The spirit of the New Life lived in this gardener

Who had the faith of child that knows

His father will take great good care of him.

Later, You went to the Kumbh Mela,

A flood-gathering of spiritual aspirants

That flows back into the sacred river Ganges.

There You bowed down to ten thousand aspirants,

To some three thousand in one day alone!

In these acts of extreme obeisance,

You sacrificed Your body by

Lowering Yourself time and again

To honor the love of Your lovers.

All of these trials and tribulations

Were grindstones in the mill of the New Life,

Grounding the self down to dust,

Weakening the mind so that it could be

Utterly annihilated in Manonash.

You pioneered a simple yet strenuous path

For the ego-less life in these modern times.

O Baba, help us to rely on You and You alone

As we follow in the footsteps of Your perfect humility!

Dear, sweet Baba, we now ardently await

Your Universal Manifestation.

You said it will be the greatest

Of all the Avatars of ages past,

For never have such secrets been revealed

As You have revealed in Your scriptures,

And never have You told the masses so clearly

That You and we mortals too

Are in truth immortal and ineffable God.

But we are still young in Your love,

And so some questions might arise:

Has your lovely voice been heard

Speaking the Word to end all words?

Will Your love provide the leaven

To raise us to an earthly heaven?

Has Your Manifestation been; will it be; is it now?

Help! I’m caught in the mind’s wherefore and where-how!

Surely, there is no need to wonder:

Your love is rolling like silent thunder.

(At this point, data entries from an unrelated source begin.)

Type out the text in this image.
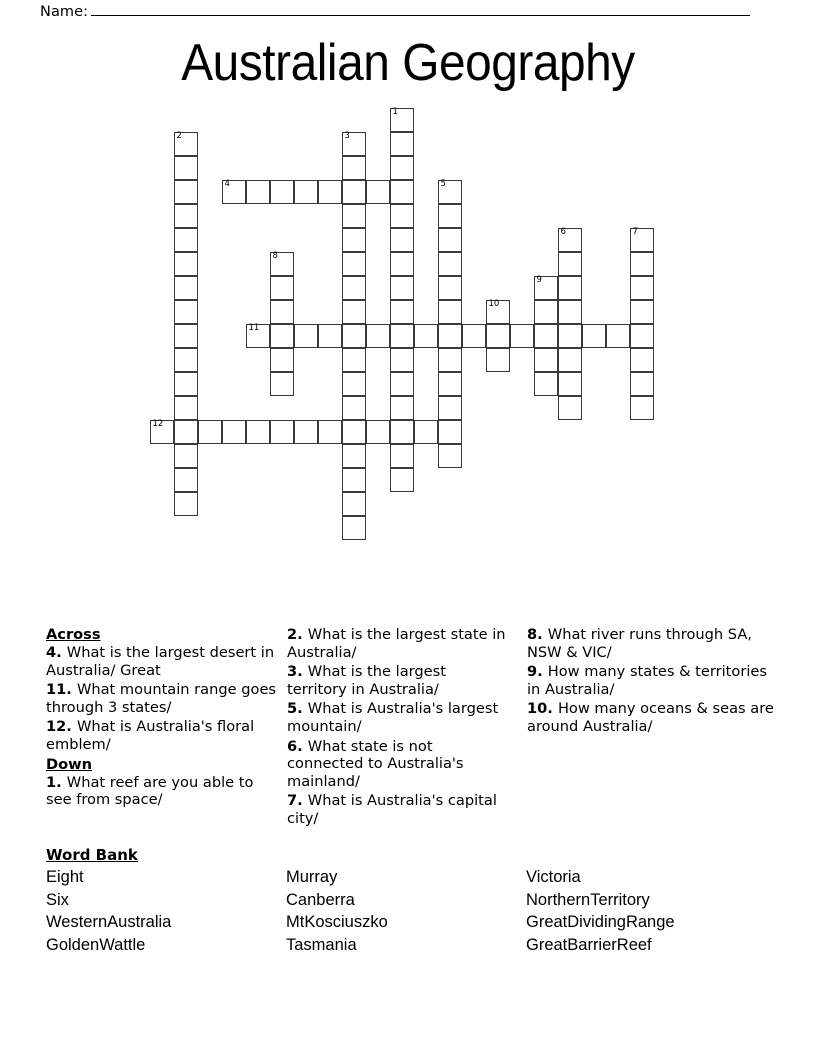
Name:
Australian Geography
1
2	3
4	5
6	7
8
9
10
11
12
Across
4. What is the largest desert in Australia/ Great
11. What mountain range goes through 3 states/
12. What is Australia's floral emblem/
Down
1. What reef are you able to see from space/
2. What is the largest state in Australia/
3. What is the largest territory in Australia/
5. What is Australia's largest mountain/
6. What state is not connected to Australia's mainland/
7. What is Australia's capital city/
8. What river runs through SA, NSW & VIC/
9. How many states & territories in Australia/
10. How many oceans & seas are around Australia/
Word Bank
Eight
Six
WesternAustralia
GoldenWattle
Murray
Canberra
MtKosciuszko
Tasmania
Victoria
NorthernTerritory
GreatDividingRange
GreatBarrierReef
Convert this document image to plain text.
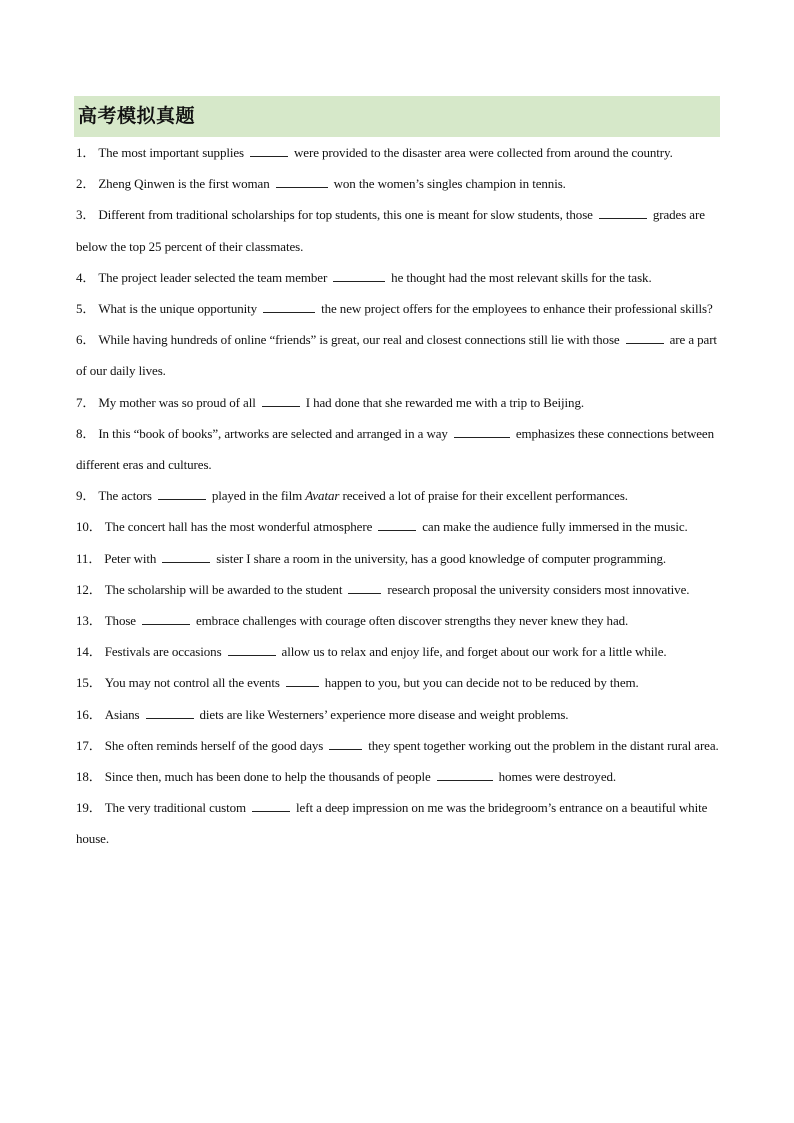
高考模拟真题

1． The most important supplies	were provided to the disaster area were collected from around the country.

2． Zheng Qinwen is the first woman	won the women’s singles champion in tennis.

3． Different from traditional scholarships for top students, this one is meant for slow students, those	grades are below the top 25 percent of their classmates.

4． The project leader selected the team member	he thought had the most relevant skills for the task.

5． What is the unique opportunity	the new project offers for the employees to enhance their professional skills?

6． While having hundreds of online “friends” is great, our real and closest connections still lie with those	are a part of our daily lives.

7． My mother was so proud of all	I had done that she rewarded me with a trip to Beijing.

8． In this “book of books”, artworks are selected and arranged in a way	emphasizes these connections between different eras and cultures.

9． The actors	played in the film Avatar received a lot of praise for their excellent performances.

10． The concert hall has the most wonderful atmosphere	can make the audience fully immersed in the music.

11． Peter with	sister I share a room in the university, has a good knowledge of computer programming.

12． The scholarship will be awarded to the student	research proposal the university considers most innovative.

13． Those	embrace challenges with courage often discover strengths they never knew they had.

14． Festivals are occasions	allow us to relax and enjoy life, and forget about our work for a little while.

15． You may not control all the events	happen to you, but you can decide not to be reduced by them.

16． Asians	diets are like Westerners’ experience more disease and weight problems.

17． She often reminds herself of the good days	they spent together working out the problem in the distant rural area.

18． Since then, much has been done to help the thousands of people	homes were destroyed.

19． The very traditional custom	left a deep impression on me was the bridegroom’s entrance on a beautiful white house.
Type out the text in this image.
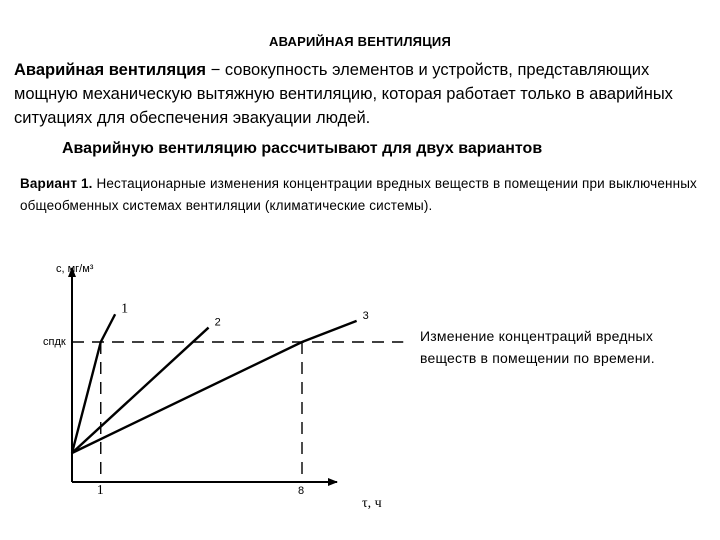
АВАРИЙНАЯ ВЕНТИЛЯЦИЯ
Аварийная вентиляция − совокупность элементов и устройств, представляющих мощную механическую вытяжную вентиляцию, которая работает только в аварийных ситуациях для обеспечения эвакуации людей.
Аварийную вентиляцию рассчитывают для двух вариантов
Вариант 1. Нестационарные изменения концентрации вредных веществ в помещении при выключенных общеобменных системах вентиляции (климатические системы).
c, мг/м³
τ, ч
cпдк
1	8
1
2
3
Изменение концентраций вредных веществ в помещении по времени.
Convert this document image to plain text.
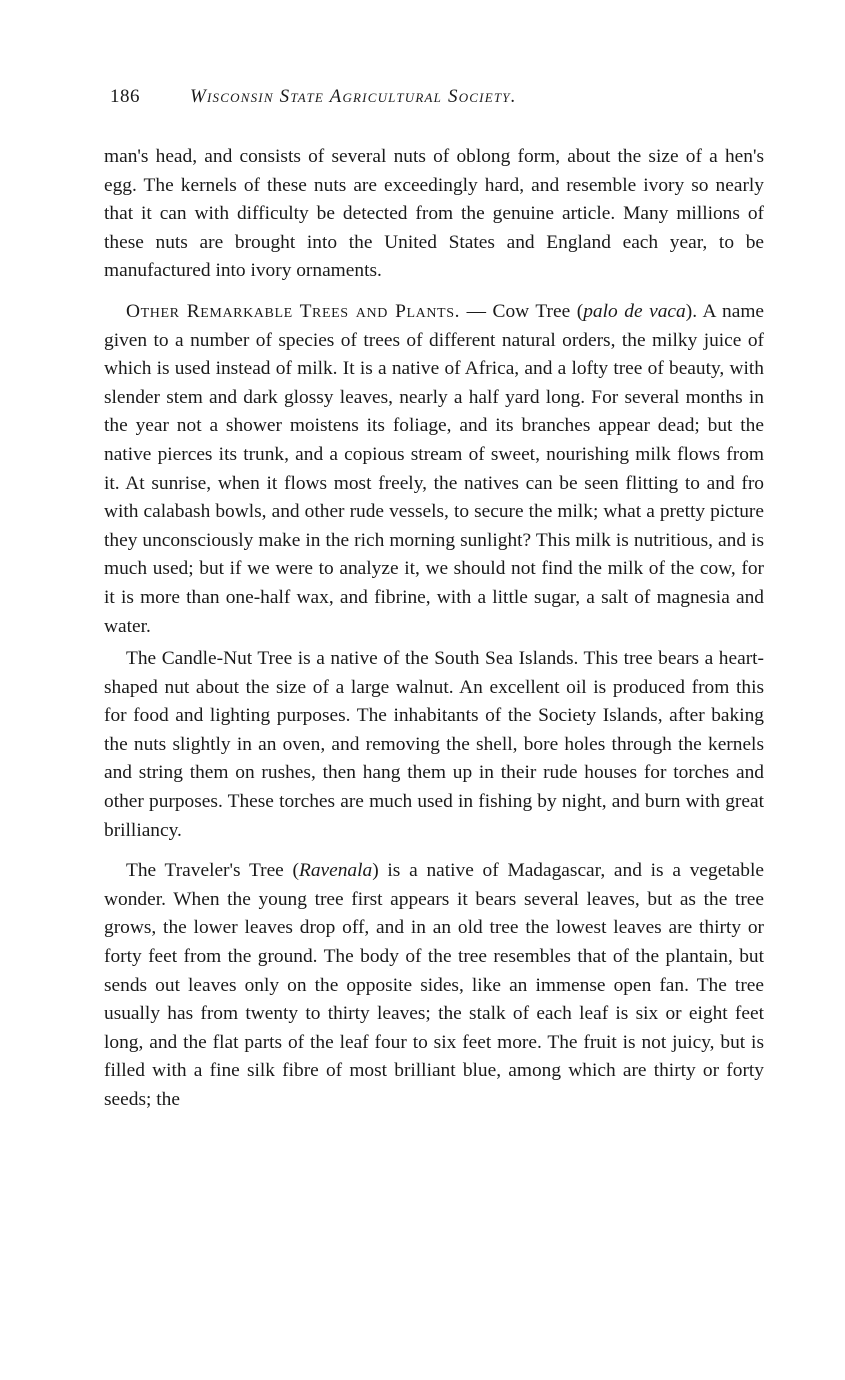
186	Wisconsin State Agricultural Society.

man's head, and consists of several nuts of oblong form, about the size of a hen's egg. The kernels of these nuts are exceedingly hard, and resemble ivory so nearly that it can with difficulty be detected from the genuine article. Many millions of these nuts are brought into the United States and England each year, to be manufactured into ivory ornaments.

Other Remarkable Trees and Plants. — Cow Tree (palo de vaca). A name given to a number of species of trees of different natural orders, the milky juice of which is used instead of milk. It is a native of Africa, and a lofty tree of beauty, with slender stem and dark glossy leaves, nearly a half yard long. For several months in the year not a shower moistens its foliage, and its branches appear dead; but the native pierces its trunk, and a copious stream of sweet, nourishing milk flows from it. At sunrise, when it flows most freely, the natives can be seen flitting to and fro with calabash bowls, and other rude vessels, to secure the milk; what a pretty picture they unconsciously make in the rich morning sunlight? This milk is nutritious, and is much used; but if we were to analyze it, we should not find the milk of the cow, for it is more than one-half wax, and fibrine, with a little sugar, a salt of magnesia and water.

The Candle-Nut Tree is a native of the South Sea Islands. This tree bears a heart-shaped nut about the size of a large walnut. An excellent oil is produced from this for food and lighting purposes. The inhabitants of the Society Islands, after baking the nuts slightly in an oven, and removing the shell, bore holes through the kernels and string them on rushes, then hang them up in their rude houses for torches and other purposes. These torches are much used in fishing by night, and burn with great brilliancy.

The Traveler's Tree (Ravenala) is a native of Madagascar, and is a vegetable wonder. When the young tree first appears it bears several leaves, but as the tree grows, the lower leaves drop off, and in an old tree the lowest leaves are thirty or forty feet from the ground. The body of the tree resembles that of the plantain, but sends out leaves only on the opposite sides, like an immense open fan. The tree usually has from twenty to thirty leaves; the stalk of each leaf is six or eight feet long, and the flat parts of the leaf four to six feet more. The fruit is not juicy, but is filled with a fine silk fibre of most brilliant blue, among which are thirty or forty seeds; the
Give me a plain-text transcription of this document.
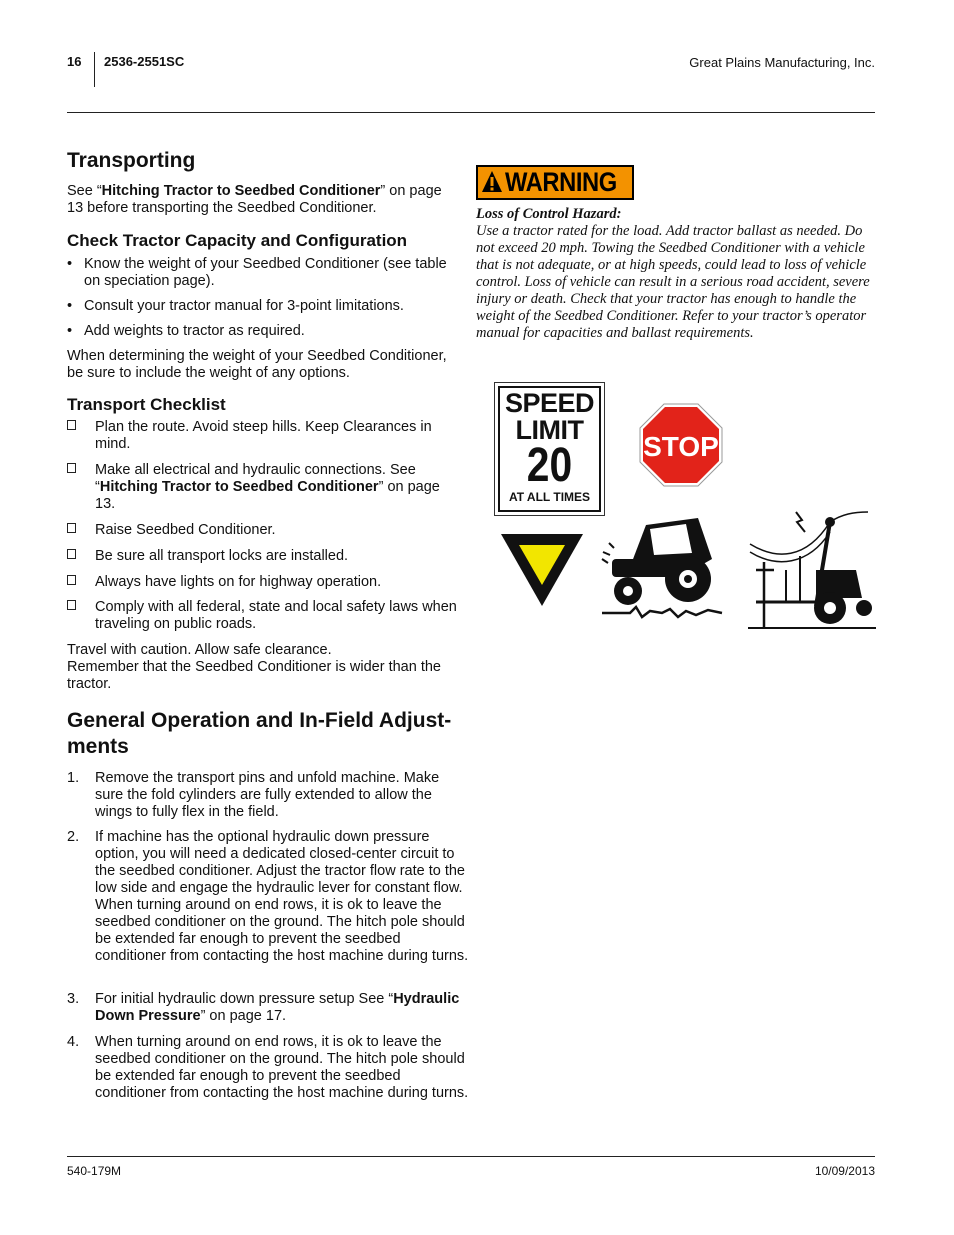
16 2536-2551SC	Great Plains Manufacturing, Inc.
Transporting

See “Hitching Tractor to Seedbed Conditioner” on page 13 before transporting the Seedbed Conditioner.

Check Tractor Capacity and Configuration
• Know the weight of your Seedbed Conditioner (see table on speciation page).
• Consult your tractor manual for 3-point limitations.
• Add weights to tractor as required.

When determining the weight of your Seedbed Conditioner, be sure to include the weight of any options.

Transport Checklist
Plan the route. Avoid steep hills. Keep Clearances in mind.
Make all electrical and hydraulic connections. See “Hitching Tractor to Seedbed Conditioner” on page 13.
Raise Seedbed Conditioner.
Be sure all transport locks are installed.
Always have lights on for highway operation.
Comply with all federal, state and local safety laws when traveling on public roads.

Travel with caution. Allow safe clearance.

Remember that the Seedbed Conditioner is wider than the tractor.

General Operation and In-Field Adjust-
ments
1. Remove the transport pins and unfold machine. Make sure the fold cylinders are fully extended to allow the wings to fully flex in the field.
2. If machine has the optional hydraulic down pressure option, you will need a dedicated closed-center circuit to the seedbed conditioner. Adjust the tractor flow rate to the low side and engage the hydraulic lever for constant flow. When turning around on end rows, it is ok to leave the seedbed conditioner on the ground. The hitch pole should be extended far enough to prevent the seedbed conditioner from contacting the host machine during turns.
3. For initial hydraulic down pressure setup See “Hydraulic Down Pressure” on page 17.
4. When turning around on end rows, it is ok to leave the seedbed conditioner on the ground. The hitch pole should be extended far enough to prevent the seedbed conditioner from contacting the host machine during turns.
WARNING
Loss of Control Hazard:
Use a tractor rated for the load. Add tractor ballast as needed. Do not exceed 20 mph. Towing the Seedbed Conditioner with a vehicle that is not adequate, or at high speeds, could lead to loss of vehicle control. Loss of vehicle can result in a serious road accident, severe injury or death. Check that your tractor has enough to handle the weight of the Seedbed Conditioner. Refer to your tractor’s operator manual for capacities and ballast requirements.
SPEED
LIMIT
20
AT ALL TIMES
STOP
540-179M	10/09/2013
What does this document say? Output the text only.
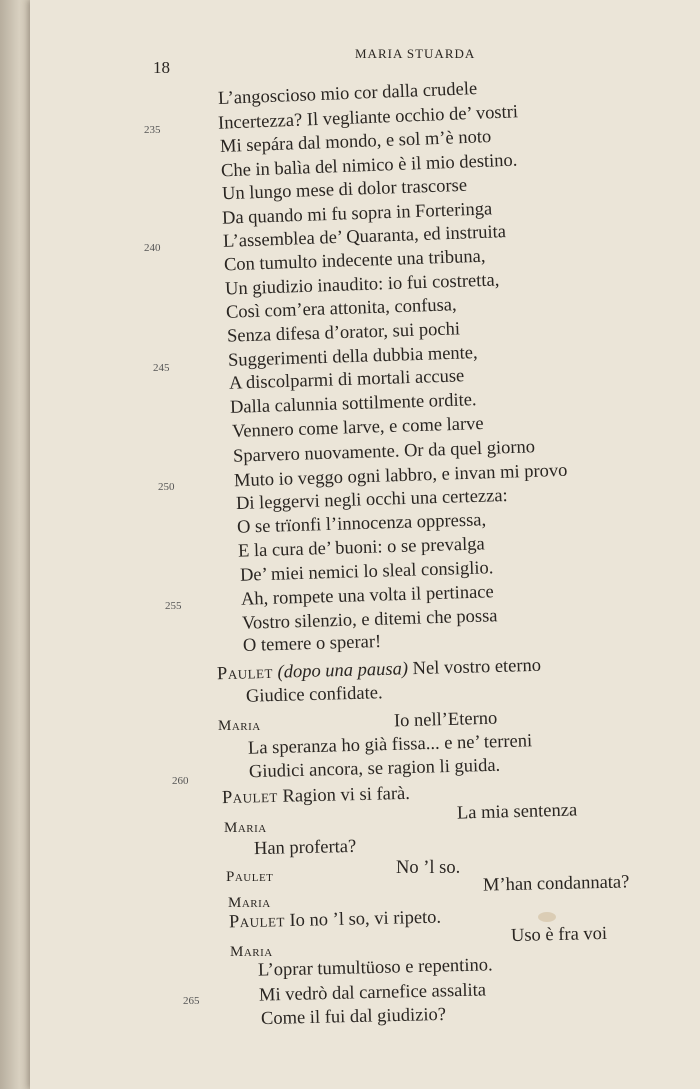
18
MARIA STUARDA
235
240
245
250
255
260
265
L’angoscioso mio cor dalla crudele
Incertezza? Il vegliante occhio de’ vostri
Mi sepára dal mondo, e sol m’è noto
Che in balìa del nimico è il mio destino.
Un lungo mese di dolor trascorse
Da quando mi fu sopra in Forteringa
L’assemblea de’ Quaranta, ed instruita
Con tumulto indecente una tribuna,
Un giudizio inaudito: io fui costretta,
Così com’era attonita, confusa,
Senza difesa d’orator, sui pochi
Suggerimenti della dubbia mente,
A discolparmi di mortali accuse
Dalla calunnia sottilmente ordite.
Vennero come larve, e come larve
Sparvero nuovamente. Or da quel giorno
Muto io veggo ogni labbro, e invan mi provo
Di leggervi negli occhi una certezza:
O se trïonfi l’innocenza oppressa,
E la cura de’ buoni: o se prevalga
De’ miei nemici lo sleal consiglio.
Ah, rompete una volta il pertinace
Vostro silenzio, e ditemi che possa
O temere o sperar!
Paulet (dopo una pausa) Nel vostro eterno
Giudice confidate.
Maria	Io nell’Eterno
La speranza ho già fissa... e ne’ terreni
Giudici ancora, se ragion li guida.
Paulet Ragion vi si farà.
Maria
La mia sentenza
Han proferta?
Paulet	No ’l so.
Maria
M’han condannata?
Paulet Io no ’l so, vi ripeto.
Maria
Uso è fra voi
L’oprar tumultüoso e repentino.
Mi vedrò dal carnefice assalita
Come il fui dal giudizio?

During Your supreme manifestation

The chalice of the heart shall overflow

With the sweetest wine there ever was.

A sip of Your love-wine

Brings on blissful oblivion,

For it washes away our troubles

As the ocean waves smooth the sand.

Making Your name our very breath,

Faithfully saying Your sacred prayers,

Visiting places where You have been,

And selflessly serving You in other people

Are part of the process by which Baba

Distills a wine of rarest vintage.

So let Him make wine, make wine I say,

And let us drink deeply of its bliss!

Once this wine passes your lips

You will know that it is truly

The most precious gift in all the universe.

This love-wine will cause all to speak

The words we are destined to speak:

O what love sublime! O what love divine!

To melt in the fire of that fervent desire…

To enter Your abode of infinite light…

Ah, to be with You once more “under the stars…”

O Baba, our lives’ quest will not be in vain!

We will reunite with You

As You manifest most perfectly

In the hearts of Your lovers!

O Meher, Meher,

Rest well in God’s lair.

Until You come again,

May Your life make us long

For that love which You are—

A love so beautiful, pure, and true,

It makes our hearts cry out to You:

O Baba, You are Perfection Personified!